The $200K Challenge brings together many of the brightest life sciences startups to pitch their innovations for a chance to win $200K of in-kind services. One of this year’s 15 finalists is Oriel Research Therapeutics, whose goal is to identify sepsis at its early stage, before it becomes very challenging to treat and in many cases irreversible.
We talked with Eila Arich-Landkof, founder of Oriel Research Therapeutics, to learn more about her personal inspiration that led them to the $200K Challenge.
What was the genesis or inspiration for your idea?
Oriel Research Therapeutics is inspired by the founder, Eila Arich-Landkof, who took care of her son, Oriel, while he was battling cancer. In her urge to help Oriel cope with his disease as easily as possible and with minimal pain, she found a critical gap in his treatment that had to be addressed to enable better care for her son and other patients around the world. Eila noticed that the medical team in charge of her son’s treatment was having difficulties in matching the right treatment that will fit exactly his type of cancer while ensuring high prognosis and minimizing toxicity and treatment side effects. Eila realized that in order to overcome this gap, and address the above difficulties, there is a need for a data-driven support system that will allow health providers immediate and straightforward access to one large dataset and to AI-based data modeling capabilities for easy diagnosis and therapy matching to patients.
Equipped with broad experience from her work in leading global hardware and software companies (such as Microsoft Inc. and Cisco Systems), Eila gained significant additional experience as a lab technician at the Whitehead Institute of MIT (supporting postdoctoral wet lab work), followed by a project management position at the Broad Institute of Harvard and MIT which eventually led to the founding of Oriel Research Therapeutics (ORT) in 2018. ORT was selected to join the J&J Innovation Labs in 2019, leveraging Eila’s unique professional experience and background together with the professional expertise of leading biologists, bioinformaticians and software engineers, to create a data-driven support system for clinical decision.
ORT’s first product is a blood-based diagnostic test for Acute Myeloid Leukemia, where a large scale of blood RNA was processed and analyzed with machine learning-based methods to learn the blood RNA pattern of Acute Myeloid leukemia patients. The next product developed is part of ORT’s M2D2 competition for a Sepsis diagnosis blood test. The same methods for RNA processing and machine learning models are being used to detect sepsis blood RNA patterns.
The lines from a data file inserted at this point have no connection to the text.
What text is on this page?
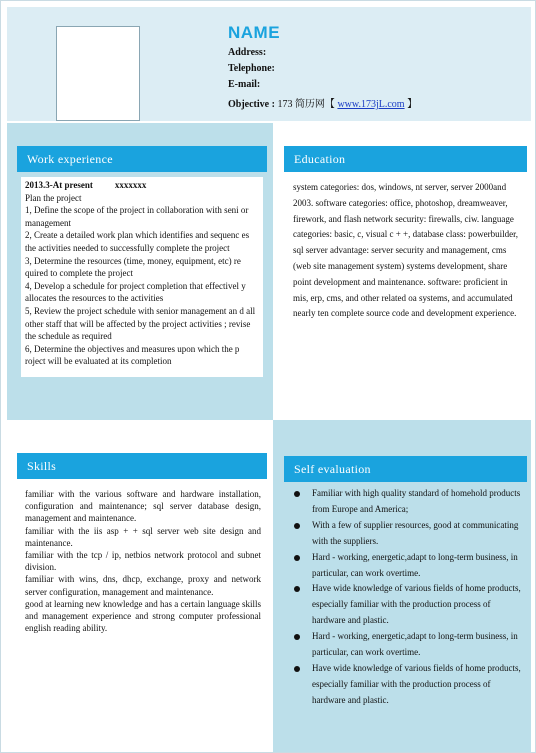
NAME
Address:
Telephone:
E-mail:
Objective : 173 简历网【 www.173jL.com 】
Work experience	Education
Skills	Self evaluation
2013.3-At present xxxxxxx
Plan the project
1, Define the scope of the project in collaboration with seni or management
2, Create a detailed work plan which identifies and sequenc es the activities needed to successfully complete the project
3, Determine the resources (time, money, equipment, etc) re quired to complete the project
4, Develop a schedule for project completion that effectivel y allocates the resources to the activities
5, Review the project schedule with senior management an d all other staff that will be affected by the project activities ; revise the schedule as required
6, Determine the objectives and measures upon which the p roject will be evaluated at its completion
system categories: dos, windows, nt server, server 2000and 2003. software categories: office, photoshop, dreamweaver, firework, and flash network security: firewalls, ciw. language categories: basic, c, visual c + +, database class: powerbuilder, sql server advantage: server security and management, cms (web site management system) systems development, share point development and maintenance. software: proficient in mis, erp, cms, and other related oa systems, and accumulated nearly ten complete source code and development experience.
familiar with the various software and hardware installation, configuration and maintenance; sql server database design, management and maintenance.
familiar with the iis asp + + sql server web site design and maintenance.
familiar with the tcp / ip, netbios network protocol and subnet division.
familiar with wins, dns, dhcp, exchange, proxy and network server configuration, management and maintenance.
good at learning new knowledge and has a certain language skills and management experience and strong computer professional english reading ability.
Familiar with high quality standard of homehold products from Europe and America;
With a few of supplier resources, good at communicating with the suppliers.
Hard - working, energetic,adapt to long-term business, in particular, can work overtime.
Have wide knowledge of various fields of home products, especially familiar with the production process of hardware and plastic.
Hard - working, energetic,adapt to long-term business, in particular, can work overtime.
Have wide knowledge of various fields of home products, especially familiar with the production process of hardware and plastic.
What are the most significant barriers you’ve faced and overcome?
ORT’s main challenge is with conveying to prospective clients the approach of searching for RNA patterns to identify a disease, as opposed to the approach of a single or few biomarkers (which is currently more prevalent in disease detection). We have overcome this challenge by comparing ORT’s recognition service to the dog vs. cat image detection service (which is available on smartphones these days).
The figure above displays how the dog’s and cat’s image detection works. The dog’s and cat’s image detection system learns to recognize a cat or a dog on a newly taken picture from scanning previous pictures. In the same way, the ORT system disease detection system learns to recognize a disease on a newly taken blood sample from scanning previous disease RNA samples.
Both methods, Cat vs. Dogs and ORT do not require specific characteristics of animals or RNA respectively to be able to predict on a newly collected sample.
The accuracy rate of dogs vs. cats service is around 99%, which is the level of accuracy that ORT is striving to achieve for all of its detection services.
Can you share a “Eureka!” moment—a breakthrough in the development of your idea?
The decision to use blood in ORT services allows us to potentially offer ORT services to multiple diseases within one test and reduce the barrier of accessibility to any patient around the world.
If you win, what’s next?
ORT’s next step will be to apply its sepsis detection services in hospitals in a trial setting, where we learn what needs to be improved in order to provide sepsis indication in minimal time. Sepsis patients, if not treated early enough, might have only a few days before it’s too late.
We wish Oriel Research Therapeutics luck in this year’s $200K Challenge!